Emerging from the shadows, a strange scaly creature with floppy ears hunches forward. Holding its claws up close to its stubby snout, one beady eye gazes out sleepily. The tightly cropped image Père Ubu (1936) – now believed to be an armadillo fetus submerged in formaldehyde – is among the most renowned Surrealist photographs of the 20th century. While the modestly sized monochromatic image, shot by French artist Dora Maar (1907–1997) hardly seems revolutionary today, it shocked audiences in 1936 when it was shown at the ‘International Surrealist Exhibition’ at the New Burlington Galleries in London.
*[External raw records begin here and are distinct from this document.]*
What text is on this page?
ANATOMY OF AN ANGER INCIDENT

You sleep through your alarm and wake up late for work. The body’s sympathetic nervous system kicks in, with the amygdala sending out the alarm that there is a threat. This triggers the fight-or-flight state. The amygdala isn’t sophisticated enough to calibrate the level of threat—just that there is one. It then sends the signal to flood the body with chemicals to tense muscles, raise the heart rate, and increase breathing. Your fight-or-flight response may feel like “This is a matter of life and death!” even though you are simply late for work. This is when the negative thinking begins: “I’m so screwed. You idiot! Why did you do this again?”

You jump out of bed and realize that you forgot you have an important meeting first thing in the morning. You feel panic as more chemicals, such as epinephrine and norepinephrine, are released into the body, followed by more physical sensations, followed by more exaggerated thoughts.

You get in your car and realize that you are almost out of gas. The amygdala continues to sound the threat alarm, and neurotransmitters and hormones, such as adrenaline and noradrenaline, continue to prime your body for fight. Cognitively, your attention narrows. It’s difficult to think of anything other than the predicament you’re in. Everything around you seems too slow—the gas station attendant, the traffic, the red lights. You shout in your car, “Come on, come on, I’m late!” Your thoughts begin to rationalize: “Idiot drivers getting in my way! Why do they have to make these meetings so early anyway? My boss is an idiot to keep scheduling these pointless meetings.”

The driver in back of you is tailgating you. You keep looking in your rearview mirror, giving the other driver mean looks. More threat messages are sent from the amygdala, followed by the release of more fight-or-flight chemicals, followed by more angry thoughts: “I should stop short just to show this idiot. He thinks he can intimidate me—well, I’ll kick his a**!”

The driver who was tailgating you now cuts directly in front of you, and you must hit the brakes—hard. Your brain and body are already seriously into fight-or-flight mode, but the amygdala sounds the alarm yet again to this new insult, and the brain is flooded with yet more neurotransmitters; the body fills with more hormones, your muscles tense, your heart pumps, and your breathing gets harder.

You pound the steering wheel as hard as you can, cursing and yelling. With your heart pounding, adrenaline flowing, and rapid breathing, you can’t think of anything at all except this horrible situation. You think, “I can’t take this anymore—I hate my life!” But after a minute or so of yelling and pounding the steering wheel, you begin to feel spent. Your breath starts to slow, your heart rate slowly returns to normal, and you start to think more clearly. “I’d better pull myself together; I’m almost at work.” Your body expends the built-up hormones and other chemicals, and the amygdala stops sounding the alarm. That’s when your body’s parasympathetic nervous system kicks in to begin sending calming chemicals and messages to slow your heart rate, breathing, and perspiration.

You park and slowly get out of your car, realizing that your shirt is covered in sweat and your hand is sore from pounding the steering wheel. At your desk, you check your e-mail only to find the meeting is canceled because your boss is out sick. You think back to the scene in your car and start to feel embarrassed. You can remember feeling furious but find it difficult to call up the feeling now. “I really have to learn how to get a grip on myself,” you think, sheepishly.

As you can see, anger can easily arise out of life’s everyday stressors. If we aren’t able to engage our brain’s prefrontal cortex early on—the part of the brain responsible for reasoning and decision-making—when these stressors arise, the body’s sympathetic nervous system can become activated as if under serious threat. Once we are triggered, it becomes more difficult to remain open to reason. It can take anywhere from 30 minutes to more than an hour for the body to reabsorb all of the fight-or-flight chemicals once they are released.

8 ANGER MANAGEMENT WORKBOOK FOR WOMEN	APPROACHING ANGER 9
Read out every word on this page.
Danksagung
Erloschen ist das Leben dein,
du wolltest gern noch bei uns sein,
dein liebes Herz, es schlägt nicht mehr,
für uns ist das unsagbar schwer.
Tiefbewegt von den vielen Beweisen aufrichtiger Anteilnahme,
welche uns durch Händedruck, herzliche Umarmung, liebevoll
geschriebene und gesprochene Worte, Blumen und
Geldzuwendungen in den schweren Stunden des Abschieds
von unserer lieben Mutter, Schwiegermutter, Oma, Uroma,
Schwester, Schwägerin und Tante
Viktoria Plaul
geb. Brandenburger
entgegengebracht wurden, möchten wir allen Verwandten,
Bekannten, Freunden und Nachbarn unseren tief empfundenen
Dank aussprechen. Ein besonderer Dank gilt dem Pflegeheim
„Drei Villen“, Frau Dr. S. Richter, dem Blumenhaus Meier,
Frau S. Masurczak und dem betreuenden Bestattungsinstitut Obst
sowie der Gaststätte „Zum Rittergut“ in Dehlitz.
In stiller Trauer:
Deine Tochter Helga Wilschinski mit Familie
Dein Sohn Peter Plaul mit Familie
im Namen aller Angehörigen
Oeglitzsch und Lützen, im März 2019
Photographic historian Ian Walker says it would have acted like ‘a small, sharp puncture’ in the otherwise exuberant display of more stylized images of the time. Maar’s mysterious subject (she never disclosed what it was) rattled viewers, defying explanation and categorization.
Maar is among several pioneering artists credited with pushing the boundaries of photography whose work will be on view at Art Basel next month. These are figures who have brazenly defied the conventions of the medium either through their choice of subject matter, manipulation of photographic material, or transformation of the process itself.
While photography was originally seen as an image recorder and a replicator of reality, Surrealists like Maar used the medium to give a voice to the uncanny, grotesque, and unexpected, inspiring a new way of perceiving the world. Maar began as a studio photographer shooting images for fashion houses and magazines before becoming entrenched in Surrealist circles. Her career has long been overshadowed by her association with Pablo Picasso (who considered her a muse), but today her contribution to photography is finally coming to light.
Beyond experimenting with photo collages and pairing unexpected images, Maar also took photographs exposing social inequality, turning her lens on underrepresented individuals like disabled war veterans and working-class laborers. Her work touched a nerve, capturing as it did, a world filled with a sense of displacement and alienation.